Right from the start of his reign, Kevin Martin has set about imbuing this team with a far more robust sense of self-belief and while the scars of previous seasons may yet rupture if one of the country’s top sides gets a run going, the evidence we’ve seen so far is that group won’t be rolled over easily.
It’s also true to say that while Galway are clearly in a very different place to Offaly right now, the home team do match up with the Tribesmen quite well, in that Kevin Martin has a big, powerful side that should be suited to competing with a Galway team that likes to play a simple game based around their size and skill advantage in a large number of the outfield individual battles.
Whether it’s Joseph Cooney, Conor Cooney, Jason Flynn or Joe Canning, Galway tend to back their forwards to win their own ball and to take scores without support, rather than carrying the ball in the style of a team like Wexford or Waterford. In the case of most of the Offaly backs, they’ll be happy to hurl on those terms, as they too are comfortable competing for possession and taking on a single opponent for ball after ball.
Neither are Galway built to rack up a huge total, in that they still don’t score a lot of goals. This was a widely heralded flaw of theirs in 2017, while seven green flags in six league starts would suggest that they haven’t made any huge strides in addressing those issues so far. Because of this, and because there will be a large home crowd in Tullamore that will be riled up for the game, inspiring Offaly to play their best hurling in the early exchanges, the Faithful County scoring the first goal of the game looks like a decent play.
Wicklow vs Mayo
This is one of those games where our selection has been entirely dictated by the prices on offer. These two sides met in Ballina in the league, where Mayo won by 1-22 to 2-16. That victory was perhaps the most important result for the Connacht county in their successful campaign, and they will now hurl in Division 2A next year.
However this week’s game will be played in Aughrim, Mikey Lee will be back in action for Wicklow after missing out on the league, while Keith Higgins returns to the Mayo senior football line up, and so will be a huge miss for Mayo after he played a significant role in the full forward line for Derek Walsh’s side in the Spring. All of that would suggest that Wicklow deserve to be the favourites this week.

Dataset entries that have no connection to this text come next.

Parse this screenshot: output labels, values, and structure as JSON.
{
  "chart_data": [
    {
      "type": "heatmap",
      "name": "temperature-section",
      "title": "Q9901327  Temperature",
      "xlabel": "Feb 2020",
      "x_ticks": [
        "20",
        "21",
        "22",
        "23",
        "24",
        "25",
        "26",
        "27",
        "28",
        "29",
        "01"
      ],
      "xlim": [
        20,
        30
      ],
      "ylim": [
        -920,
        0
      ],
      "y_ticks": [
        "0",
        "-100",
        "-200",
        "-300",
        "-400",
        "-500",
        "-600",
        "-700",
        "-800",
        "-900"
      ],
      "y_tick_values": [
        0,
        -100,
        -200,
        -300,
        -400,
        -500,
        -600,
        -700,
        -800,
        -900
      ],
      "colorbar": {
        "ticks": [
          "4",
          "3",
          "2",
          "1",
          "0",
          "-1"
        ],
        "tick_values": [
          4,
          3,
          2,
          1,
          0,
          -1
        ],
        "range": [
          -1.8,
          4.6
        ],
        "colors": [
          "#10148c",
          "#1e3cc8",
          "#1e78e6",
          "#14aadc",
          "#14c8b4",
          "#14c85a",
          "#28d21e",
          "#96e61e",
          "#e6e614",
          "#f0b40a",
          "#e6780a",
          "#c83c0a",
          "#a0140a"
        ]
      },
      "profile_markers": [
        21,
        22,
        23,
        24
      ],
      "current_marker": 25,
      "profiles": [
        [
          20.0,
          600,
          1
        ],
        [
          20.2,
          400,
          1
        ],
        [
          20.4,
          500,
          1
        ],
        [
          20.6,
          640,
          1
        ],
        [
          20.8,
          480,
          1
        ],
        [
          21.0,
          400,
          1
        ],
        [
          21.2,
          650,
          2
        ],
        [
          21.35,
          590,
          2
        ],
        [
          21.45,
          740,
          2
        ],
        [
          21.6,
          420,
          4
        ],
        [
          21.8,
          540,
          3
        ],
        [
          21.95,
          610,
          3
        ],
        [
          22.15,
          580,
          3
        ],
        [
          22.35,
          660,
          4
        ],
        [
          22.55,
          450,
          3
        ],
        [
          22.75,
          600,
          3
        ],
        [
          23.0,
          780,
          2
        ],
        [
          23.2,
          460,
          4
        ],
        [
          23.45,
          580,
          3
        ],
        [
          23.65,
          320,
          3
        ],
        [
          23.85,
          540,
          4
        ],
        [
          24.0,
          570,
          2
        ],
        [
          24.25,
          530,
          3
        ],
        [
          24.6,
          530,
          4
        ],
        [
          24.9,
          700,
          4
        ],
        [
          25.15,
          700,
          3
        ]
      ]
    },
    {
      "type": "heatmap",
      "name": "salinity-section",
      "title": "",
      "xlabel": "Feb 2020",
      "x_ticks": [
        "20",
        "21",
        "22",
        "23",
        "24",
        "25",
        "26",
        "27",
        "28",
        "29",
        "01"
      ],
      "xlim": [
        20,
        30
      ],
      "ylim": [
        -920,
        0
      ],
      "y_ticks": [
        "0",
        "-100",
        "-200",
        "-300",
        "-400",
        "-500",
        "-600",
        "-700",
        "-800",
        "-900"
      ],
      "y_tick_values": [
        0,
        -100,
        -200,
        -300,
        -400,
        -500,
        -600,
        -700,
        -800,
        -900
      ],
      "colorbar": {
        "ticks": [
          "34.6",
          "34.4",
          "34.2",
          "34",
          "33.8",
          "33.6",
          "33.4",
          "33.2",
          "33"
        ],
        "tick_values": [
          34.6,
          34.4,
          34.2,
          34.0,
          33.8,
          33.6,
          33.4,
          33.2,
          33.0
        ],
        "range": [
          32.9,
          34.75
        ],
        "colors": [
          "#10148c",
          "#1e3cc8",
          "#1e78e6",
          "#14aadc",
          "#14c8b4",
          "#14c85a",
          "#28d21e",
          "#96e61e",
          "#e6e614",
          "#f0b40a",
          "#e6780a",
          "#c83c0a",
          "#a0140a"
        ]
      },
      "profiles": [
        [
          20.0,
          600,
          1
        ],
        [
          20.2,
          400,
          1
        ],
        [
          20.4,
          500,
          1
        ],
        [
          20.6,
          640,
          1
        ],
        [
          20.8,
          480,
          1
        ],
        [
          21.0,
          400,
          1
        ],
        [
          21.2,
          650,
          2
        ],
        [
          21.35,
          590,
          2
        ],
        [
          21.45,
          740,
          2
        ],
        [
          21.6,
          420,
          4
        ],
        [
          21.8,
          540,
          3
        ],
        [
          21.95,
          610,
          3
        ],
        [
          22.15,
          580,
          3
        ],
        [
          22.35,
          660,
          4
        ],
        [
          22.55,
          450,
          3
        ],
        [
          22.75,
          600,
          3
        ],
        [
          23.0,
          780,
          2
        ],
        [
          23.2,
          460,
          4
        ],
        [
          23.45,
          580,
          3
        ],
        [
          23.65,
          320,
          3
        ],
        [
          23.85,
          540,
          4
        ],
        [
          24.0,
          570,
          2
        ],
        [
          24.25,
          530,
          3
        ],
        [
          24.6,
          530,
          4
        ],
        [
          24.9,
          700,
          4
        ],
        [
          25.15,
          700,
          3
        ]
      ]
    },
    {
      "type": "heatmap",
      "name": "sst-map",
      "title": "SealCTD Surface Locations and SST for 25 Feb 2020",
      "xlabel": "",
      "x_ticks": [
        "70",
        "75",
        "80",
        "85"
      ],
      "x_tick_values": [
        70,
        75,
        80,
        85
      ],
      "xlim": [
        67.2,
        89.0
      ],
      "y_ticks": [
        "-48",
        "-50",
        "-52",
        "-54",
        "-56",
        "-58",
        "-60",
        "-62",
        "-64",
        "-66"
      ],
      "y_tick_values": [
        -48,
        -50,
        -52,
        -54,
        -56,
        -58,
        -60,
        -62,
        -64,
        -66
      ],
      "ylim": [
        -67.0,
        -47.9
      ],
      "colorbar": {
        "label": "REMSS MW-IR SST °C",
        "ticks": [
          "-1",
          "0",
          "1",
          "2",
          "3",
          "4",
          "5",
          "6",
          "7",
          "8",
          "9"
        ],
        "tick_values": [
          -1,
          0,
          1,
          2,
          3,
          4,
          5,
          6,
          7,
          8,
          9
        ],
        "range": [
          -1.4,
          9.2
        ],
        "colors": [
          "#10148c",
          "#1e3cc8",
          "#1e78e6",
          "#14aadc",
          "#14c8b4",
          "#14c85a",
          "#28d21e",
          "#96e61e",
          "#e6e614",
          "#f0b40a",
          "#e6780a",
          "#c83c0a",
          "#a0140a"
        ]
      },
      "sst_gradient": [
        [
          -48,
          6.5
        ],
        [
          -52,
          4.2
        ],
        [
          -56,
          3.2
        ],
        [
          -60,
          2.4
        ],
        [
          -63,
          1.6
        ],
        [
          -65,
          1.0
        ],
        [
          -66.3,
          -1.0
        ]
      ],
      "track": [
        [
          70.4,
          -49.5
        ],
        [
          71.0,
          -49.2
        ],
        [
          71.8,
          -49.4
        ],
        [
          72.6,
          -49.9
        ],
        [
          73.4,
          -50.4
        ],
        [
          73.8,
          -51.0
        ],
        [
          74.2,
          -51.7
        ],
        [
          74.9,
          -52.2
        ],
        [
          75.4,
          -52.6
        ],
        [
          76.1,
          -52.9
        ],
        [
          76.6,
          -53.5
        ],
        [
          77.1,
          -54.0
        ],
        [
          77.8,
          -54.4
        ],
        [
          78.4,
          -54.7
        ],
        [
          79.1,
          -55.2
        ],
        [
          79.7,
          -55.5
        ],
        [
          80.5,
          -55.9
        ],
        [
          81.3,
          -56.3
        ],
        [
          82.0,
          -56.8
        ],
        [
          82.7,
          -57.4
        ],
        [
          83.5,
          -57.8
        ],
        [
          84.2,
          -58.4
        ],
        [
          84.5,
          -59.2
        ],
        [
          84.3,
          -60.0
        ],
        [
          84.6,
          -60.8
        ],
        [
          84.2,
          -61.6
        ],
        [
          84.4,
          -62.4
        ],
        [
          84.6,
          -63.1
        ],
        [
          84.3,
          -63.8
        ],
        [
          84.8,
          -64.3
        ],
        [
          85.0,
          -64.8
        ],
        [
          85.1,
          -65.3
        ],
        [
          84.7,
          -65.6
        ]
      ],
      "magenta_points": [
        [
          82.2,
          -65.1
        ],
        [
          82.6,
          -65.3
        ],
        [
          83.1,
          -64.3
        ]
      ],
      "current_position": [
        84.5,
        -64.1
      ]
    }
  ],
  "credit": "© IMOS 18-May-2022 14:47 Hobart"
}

But 1/3 favourites, as priced up by Boylesports? That’s definitely taking things too far. There’s no doubt that Higgins is a huge player for this team, but overall, Mayo hurling is in a very decent place. Tooreen’s win in the Connacht Intermediate Club championship six months ago represented a huge step forward for the county as a whole, and there are a lot of decent, fit, mobile and skilful players in this Mayo team. In a wide open Christy Ring Cup where at least six of the eight counties involved will feel that they have a good chance of winning silverware, Mayo are arguably as well placed as any of the others. They have positive momentum on their side after enjoying a great Spring, unlike any of the other teams, and when you have a solid freetaker – and Kenny Feeney is up there with the best of them – you’ll stay in touch in games at this level. The general line is 4/7 Wicklow vs 13/8 Mayo, and even at that, we’d be tempted to say that there would be the slightest touch of value in a bet on the outsiders. At 5/2, it’s an easy call.